Now, really, I ask you, is this any way to manage a career?

When I’m not being flippant, which I admit is one of my less endearing coping mechanisms, I look back on my path to publication and marvel that despite the best efforts of publishers to thwart my progress I have managed to write what I wanted to write, publish a number of books that received good reviews (and brought me modest royalties), and enjoy the friendships of numerous other writers and reviewers. I’ve enjoyed going to conferences, workshops, and annual-get-togethers, meeting new people and telling stories about the writer’s life.

I can berate myself for my own missteps, of which there are many—not knowing my limitations as a writer, taking too long to start a new series, getting sidetracked with that pesky income problem—but in reality many other writers who made none of my mistakes found themselves right there next to me on that piece of concrete, listening to that door slam behind us.

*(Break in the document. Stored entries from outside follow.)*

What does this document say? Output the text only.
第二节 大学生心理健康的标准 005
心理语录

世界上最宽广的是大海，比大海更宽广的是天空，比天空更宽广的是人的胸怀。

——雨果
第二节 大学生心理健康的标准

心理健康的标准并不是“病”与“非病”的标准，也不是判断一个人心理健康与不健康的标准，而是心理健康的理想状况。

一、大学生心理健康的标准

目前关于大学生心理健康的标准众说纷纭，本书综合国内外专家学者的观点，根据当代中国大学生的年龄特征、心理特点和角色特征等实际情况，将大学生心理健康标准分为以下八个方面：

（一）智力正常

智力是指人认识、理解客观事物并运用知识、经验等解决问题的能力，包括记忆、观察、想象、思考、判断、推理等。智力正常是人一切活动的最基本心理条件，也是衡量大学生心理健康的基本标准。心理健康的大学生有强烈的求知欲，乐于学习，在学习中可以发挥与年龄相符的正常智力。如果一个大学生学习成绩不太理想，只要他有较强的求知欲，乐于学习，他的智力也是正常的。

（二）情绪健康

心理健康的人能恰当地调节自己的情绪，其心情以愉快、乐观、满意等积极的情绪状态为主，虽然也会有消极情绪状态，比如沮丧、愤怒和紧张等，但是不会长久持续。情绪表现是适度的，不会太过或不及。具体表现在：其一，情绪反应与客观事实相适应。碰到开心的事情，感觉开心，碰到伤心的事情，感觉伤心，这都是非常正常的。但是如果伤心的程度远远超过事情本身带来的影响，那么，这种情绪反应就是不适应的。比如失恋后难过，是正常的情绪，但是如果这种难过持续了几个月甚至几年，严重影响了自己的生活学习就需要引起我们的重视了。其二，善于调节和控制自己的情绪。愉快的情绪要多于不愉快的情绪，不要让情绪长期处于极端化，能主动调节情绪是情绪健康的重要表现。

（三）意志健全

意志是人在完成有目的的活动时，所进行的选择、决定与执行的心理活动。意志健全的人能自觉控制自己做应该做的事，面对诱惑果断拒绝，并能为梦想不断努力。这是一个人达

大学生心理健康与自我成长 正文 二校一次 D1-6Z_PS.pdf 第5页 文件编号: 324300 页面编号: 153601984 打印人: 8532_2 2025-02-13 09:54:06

The godsend for me and perhaps many others has been the rise of print-on-demand services and publishers, and the many writers who have shared suggestions and ideas, contact information and feedback on various new houses. I self-published two Mellingham books, and am looking at new small presses to continue the Anita Ray series. 

And then I did what I hadn’t expected: I began a stand-alone, in a voice that matches none of what I’ve done before. It was loads of fun, and I’m hoping my agent and an editor will like it.

I expected this thirty-year review to go in a different direction, but here I am, looking back at a ride that in hindsight seems to have worked out better than I could have predicted, and has brought me safely to this point where I have a track record I'm proud of, more options for more books, more short story ideas, and lots of friends in the world I have chosen. There’s nothing better than this.